Chiara Ferrari, ex sustainability manager in Unilever e consulente ESG, sottolinea come la pianificazione patrimoniale, guardata attraverso la lente ESG, non sia solo un’esigenza fiscale o legale: diventa uno strumento per ridurre i rischi e sfruttare opportunità di lungo periodo. Questo approccio aiuta a proteggere il valore creato dall’attività e a rendere più fluida la sua trasmissione alle generazioni successive.

Perché vale la pena armonizzare scelte aziendali e familiari? Quando budget domestico e asset aziendali vengono analizzati insieme, emergono rischi condivisi che altrimenti resterebbero nascosti. Una visione integrata favorisce una migliore allocazione del capitale, preserva la liquidità operativa e facilita decisioni che non compromettono il funzionamento quotidiano dell’impresa. In pratica, significa prepararsi: avere riserve di cassa adeguate, piani successori chiari e una governance che metta d’accordo interessi familiari e necessità aziendali.

L’incontro si sviluppa su più fronti. Si parte dal controllo dei flussi di cassa e dalla costruzione del budget, per passare a strategie di investimento tarate sul profilo di rischio della famiglia e dell’impresa. Verranno presentati casi concreti e strumenti operativi: come costituire una riserva di liquidità, come definire l’allocazione degli investimenti, quali accorgimenti adottare per una successione ordinata e sostenibile. L’obiettivo è dare indicazioni spendibili da subito, non solo concetti teorici.

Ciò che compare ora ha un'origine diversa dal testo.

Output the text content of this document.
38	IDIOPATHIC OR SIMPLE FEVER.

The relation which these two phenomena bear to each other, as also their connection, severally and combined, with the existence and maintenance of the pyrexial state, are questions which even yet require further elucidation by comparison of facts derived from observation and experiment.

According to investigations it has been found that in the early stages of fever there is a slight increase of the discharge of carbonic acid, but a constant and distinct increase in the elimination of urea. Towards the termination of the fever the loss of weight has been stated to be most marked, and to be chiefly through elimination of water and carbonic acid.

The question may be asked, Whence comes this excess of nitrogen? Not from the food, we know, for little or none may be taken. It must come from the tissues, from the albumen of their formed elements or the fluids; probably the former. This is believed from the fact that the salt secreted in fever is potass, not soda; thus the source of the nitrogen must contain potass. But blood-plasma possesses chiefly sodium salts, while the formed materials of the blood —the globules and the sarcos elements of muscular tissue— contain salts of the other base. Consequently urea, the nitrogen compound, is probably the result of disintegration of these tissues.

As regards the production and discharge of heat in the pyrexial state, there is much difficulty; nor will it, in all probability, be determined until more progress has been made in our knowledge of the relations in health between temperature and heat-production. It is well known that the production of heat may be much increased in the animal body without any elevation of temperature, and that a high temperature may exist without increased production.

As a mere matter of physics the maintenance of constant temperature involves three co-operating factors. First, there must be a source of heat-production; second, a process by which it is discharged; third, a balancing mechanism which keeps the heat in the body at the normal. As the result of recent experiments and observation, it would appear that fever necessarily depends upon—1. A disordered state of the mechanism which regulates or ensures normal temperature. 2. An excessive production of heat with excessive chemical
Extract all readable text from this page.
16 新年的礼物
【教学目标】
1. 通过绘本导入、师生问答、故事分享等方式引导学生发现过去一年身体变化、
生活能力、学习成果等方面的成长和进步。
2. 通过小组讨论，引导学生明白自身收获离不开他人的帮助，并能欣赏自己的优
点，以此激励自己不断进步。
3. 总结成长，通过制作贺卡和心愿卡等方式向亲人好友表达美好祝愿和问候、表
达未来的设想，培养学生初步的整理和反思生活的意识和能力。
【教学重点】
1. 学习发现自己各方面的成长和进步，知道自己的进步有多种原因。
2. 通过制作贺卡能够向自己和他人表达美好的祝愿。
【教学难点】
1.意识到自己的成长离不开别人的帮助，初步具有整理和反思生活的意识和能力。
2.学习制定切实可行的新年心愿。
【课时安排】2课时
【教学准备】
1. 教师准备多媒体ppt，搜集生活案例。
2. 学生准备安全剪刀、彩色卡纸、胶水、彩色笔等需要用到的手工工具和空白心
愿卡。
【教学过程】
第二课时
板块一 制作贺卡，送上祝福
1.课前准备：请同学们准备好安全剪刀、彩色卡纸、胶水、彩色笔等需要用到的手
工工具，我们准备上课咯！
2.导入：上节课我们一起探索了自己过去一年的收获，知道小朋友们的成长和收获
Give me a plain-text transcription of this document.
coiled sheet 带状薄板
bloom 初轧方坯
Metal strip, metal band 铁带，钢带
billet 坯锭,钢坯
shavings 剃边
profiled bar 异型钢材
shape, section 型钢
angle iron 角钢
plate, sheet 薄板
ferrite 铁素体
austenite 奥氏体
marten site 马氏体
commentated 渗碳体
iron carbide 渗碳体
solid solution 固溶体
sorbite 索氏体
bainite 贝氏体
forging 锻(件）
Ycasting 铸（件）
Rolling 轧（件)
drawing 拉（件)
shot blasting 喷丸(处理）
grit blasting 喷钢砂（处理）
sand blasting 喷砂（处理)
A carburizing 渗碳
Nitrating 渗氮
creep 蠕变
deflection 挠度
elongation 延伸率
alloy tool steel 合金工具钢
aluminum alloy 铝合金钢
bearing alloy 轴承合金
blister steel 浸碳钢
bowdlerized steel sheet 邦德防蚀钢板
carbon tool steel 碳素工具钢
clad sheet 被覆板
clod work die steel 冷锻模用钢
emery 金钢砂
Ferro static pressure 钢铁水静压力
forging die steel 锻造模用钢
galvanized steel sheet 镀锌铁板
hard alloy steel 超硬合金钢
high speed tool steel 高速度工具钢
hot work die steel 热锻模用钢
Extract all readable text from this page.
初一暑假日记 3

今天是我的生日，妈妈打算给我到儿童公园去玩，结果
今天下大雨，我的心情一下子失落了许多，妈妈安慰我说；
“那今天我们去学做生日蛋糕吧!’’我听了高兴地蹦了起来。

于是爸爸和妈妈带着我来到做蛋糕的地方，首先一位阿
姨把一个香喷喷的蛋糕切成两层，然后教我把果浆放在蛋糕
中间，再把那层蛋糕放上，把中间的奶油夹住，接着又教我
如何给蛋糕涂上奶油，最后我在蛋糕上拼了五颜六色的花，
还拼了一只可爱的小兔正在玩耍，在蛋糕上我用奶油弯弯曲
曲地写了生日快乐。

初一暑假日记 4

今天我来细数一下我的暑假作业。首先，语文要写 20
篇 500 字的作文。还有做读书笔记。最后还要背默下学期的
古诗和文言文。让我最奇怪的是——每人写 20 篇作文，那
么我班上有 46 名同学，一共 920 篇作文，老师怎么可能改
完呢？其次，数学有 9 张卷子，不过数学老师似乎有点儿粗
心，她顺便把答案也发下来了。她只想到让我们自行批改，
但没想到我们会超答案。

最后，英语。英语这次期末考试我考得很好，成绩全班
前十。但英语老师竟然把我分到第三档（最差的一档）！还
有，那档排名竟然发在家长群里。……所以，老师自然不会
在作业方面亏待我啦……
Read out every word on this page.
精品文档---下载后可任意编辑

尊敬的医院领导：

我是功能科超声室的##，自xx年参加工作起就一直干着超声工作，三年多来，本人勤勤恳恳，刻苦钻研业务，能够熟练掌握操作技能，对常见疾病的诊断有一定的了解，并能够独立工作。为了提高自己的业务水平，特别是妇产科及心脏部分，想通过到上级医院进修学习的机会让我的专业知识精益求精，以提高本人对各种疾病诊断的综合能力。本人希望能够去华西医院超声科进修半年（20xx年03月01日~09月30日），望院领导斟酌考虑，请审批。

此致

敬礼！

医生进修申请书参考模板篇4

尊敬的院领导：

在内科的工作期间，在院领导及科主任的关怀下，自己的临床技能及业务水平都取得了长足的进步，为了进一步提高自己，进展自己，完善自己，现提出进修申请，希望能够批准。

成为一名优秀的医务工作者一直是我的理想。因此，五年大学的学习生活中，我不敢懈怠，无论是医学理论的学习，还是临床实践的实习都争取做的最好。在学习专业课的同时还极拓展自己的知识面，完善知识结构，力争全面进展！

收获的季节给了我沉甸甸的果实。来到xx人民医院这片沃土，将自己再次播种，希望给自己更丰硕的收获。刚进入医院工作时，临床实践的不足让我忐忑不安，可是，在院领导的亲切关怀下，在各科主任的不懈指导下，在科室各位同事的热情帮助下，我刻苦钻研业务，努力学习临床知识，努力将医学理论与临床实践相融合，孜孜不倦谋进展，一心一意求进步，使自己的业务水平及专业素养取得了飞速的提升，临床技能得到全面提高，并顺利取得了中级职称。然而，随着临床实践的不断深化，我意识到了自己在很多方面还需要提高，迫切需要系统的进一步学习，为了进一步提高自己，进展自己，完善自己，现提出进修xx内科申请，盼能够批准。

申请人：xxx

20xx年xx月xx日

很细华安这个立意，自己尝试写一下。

Chi partecipa potrà anche confrontarsi con esempi reali: aziende che hanno già adottato un modello integrato raccontano percorsi, scelte e risultati. Questi casi aiutano a capire quali scelte migliorano la governance, chiariscono responsabilità e rendono più efficiente la gestione della liquidità rispetto agli impegni aziendali. La sostenibilità qui assume un valore concreto: decisioni finanziarie attente riducono l’esposizione al rischio e liberano risorse per investimenti futuri.

L’iniziativa è promossa da Poste Italiane in collaborazione con la Camera di Commercio di Bergamo e Bergamo Sviluppo. È pensata per microimprenditori, professionisti, artigiani e famiglie che vogliono acquisire competenze pratiche e strumenti immediatamente applicabili. Le sessioni, tenute in una sala pubblica della Camera di Commercio, alternano momenti divulgativi, esercitazioni e spazi per domande, così da favorire un dialogo diretto con i relatori.

Cosa portarsi a casa dopo l’incontro? Una maggiore consapevolezza degli asset in gioco e una prima traccia di piano di continuità che metta al sicuro il valore economico e le relazioni che sostengono l’attività. Come primo passo concreto si suggerisce di mappare gli asset, fissare obiettivi a breve e medio termine e definire regole chiare per l’utilizzo delle risorse. Coinvolgere i potenziali eredi in percorsi formativi mirati aiuta a trasferire competenze e responsabilità in modo efficace.

L’evento vuole diventare anche uno spazio pratico di confronto: competenze finanziarie e strumenti operativi devono dialogare per sostenere crescita e stabilità. Dal punto di vista ESG, educare la famiglia e distribuire responsabilità significa trasformare scelte quotidiane in valore intergenerazionale. I promotori prevedono, come passo successivo, percorsi formativi dedicati agli eredi e agli stakeholder locali per tradurre le conoscenze acquisite in pratiche verificabili e ripetibili.